Ao atacar a condução da investigação sobre Banco Master, Gilmar disse:
"Mas a deliberação do tribunal sobre matéria da tamanha gravidade, presidente, não pode ocorrer nos termos ditados por alguém que tem desprezado qualquer senso de colegialidade, muito menos em pleno ciclo eleitoral. E o interesse é evidente, acachapante, extravagante. Evidente que se trata de um pixuleco, de um boneco eleitoral. É disso que nós estamos falando. Sob pena de que o resultado, qualquer que seja ele, nasça marcado pela suspeita de haver servido a alguém. Quando um único integrante do tribunal reúne de ofício sobre o sigilo oponível aos seus pares elementos que julga serem capazes de abalar a honra e a posição de outros ministros e os retém sem submetê-los ao órgão a quem competiria conhecê-los, como ocorreu neste caso, o que se produz não é apenas uma investigação irregular, uma assimetria se produz. Quem detém sozinho aquilo que pode alcançar outros integrantes do colegiado, passa a exercer sobre eles algum tipo de ascendência ou que se vê.

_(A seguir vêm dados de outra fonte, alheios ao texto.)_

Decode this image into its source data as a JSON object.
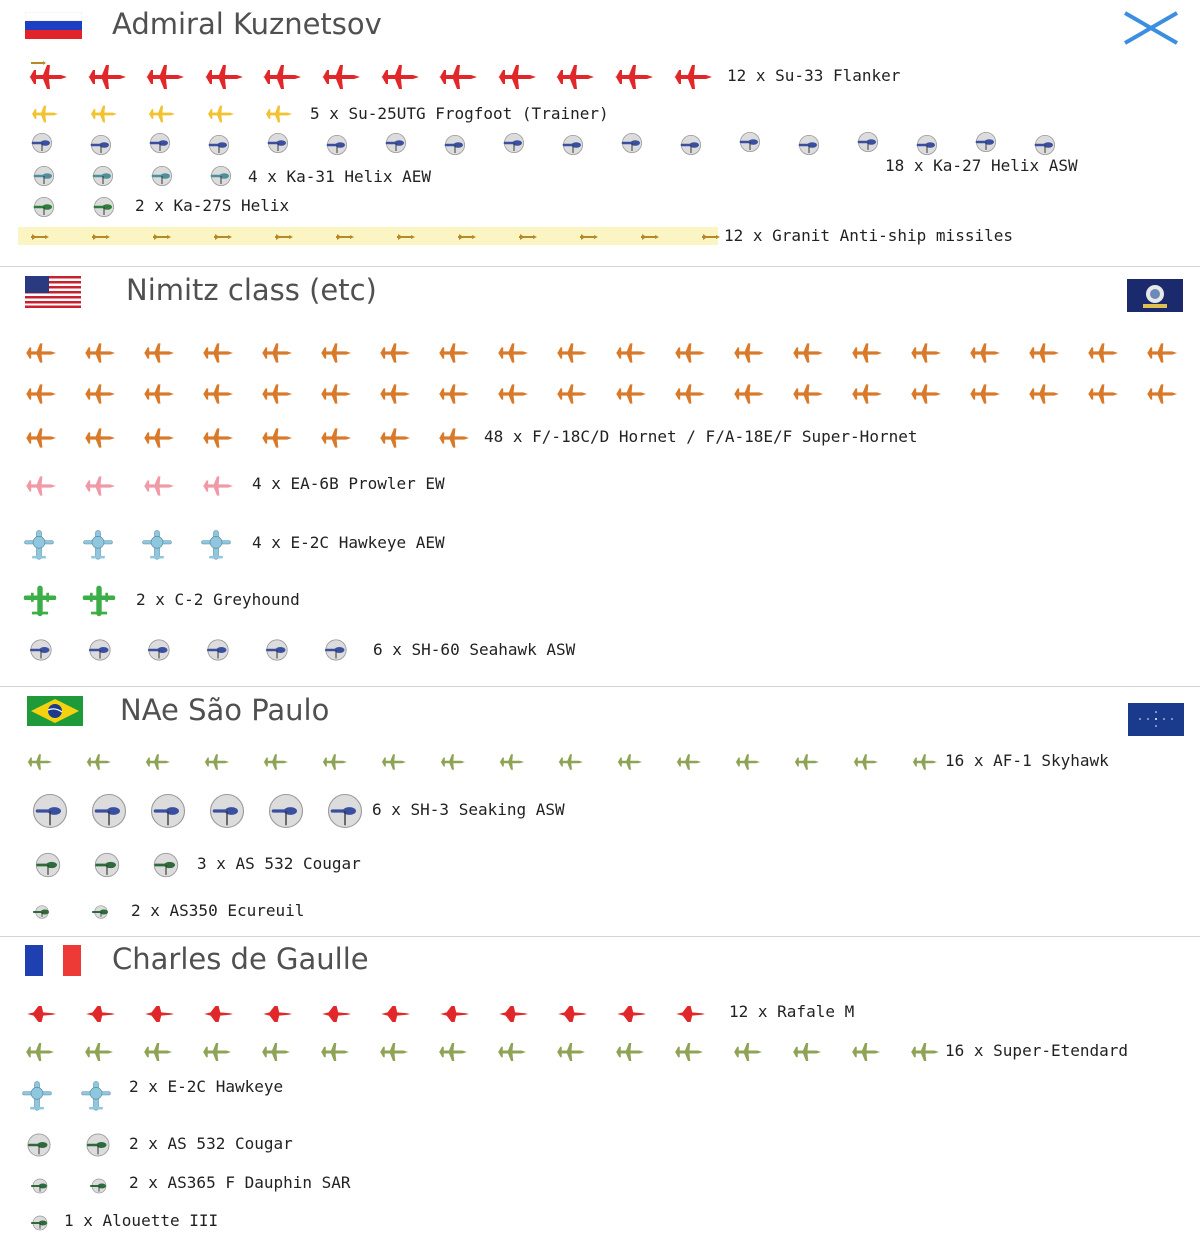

Eu protejo você. Relação de máfia, isso não se faz, não é ambiente de pessoas dignas. Desculpe a sinceridade, presidente. Mas as coisas precisam ser chamadas pelo nome. Não se pode submeter... Mesmo o colega que esteja eventualmente envolvido, que teve um filho, não pode estar submetido a esse tipo de vexame. É uma atitude covarde, vil. Já disse isso em outro momento. Até a máfia tem ética. É preciso ter decência. Não se comporta dessa forma. Não se comporta dessa forma."
Para Gilmar, "a pergunta não é saber se esse ou aquele ministro deve ser investigado".
"A pergunta é se continuaremos a admitir que o rigor da persecução penal seja distribuído conforme a identidade do investigador", concluiu.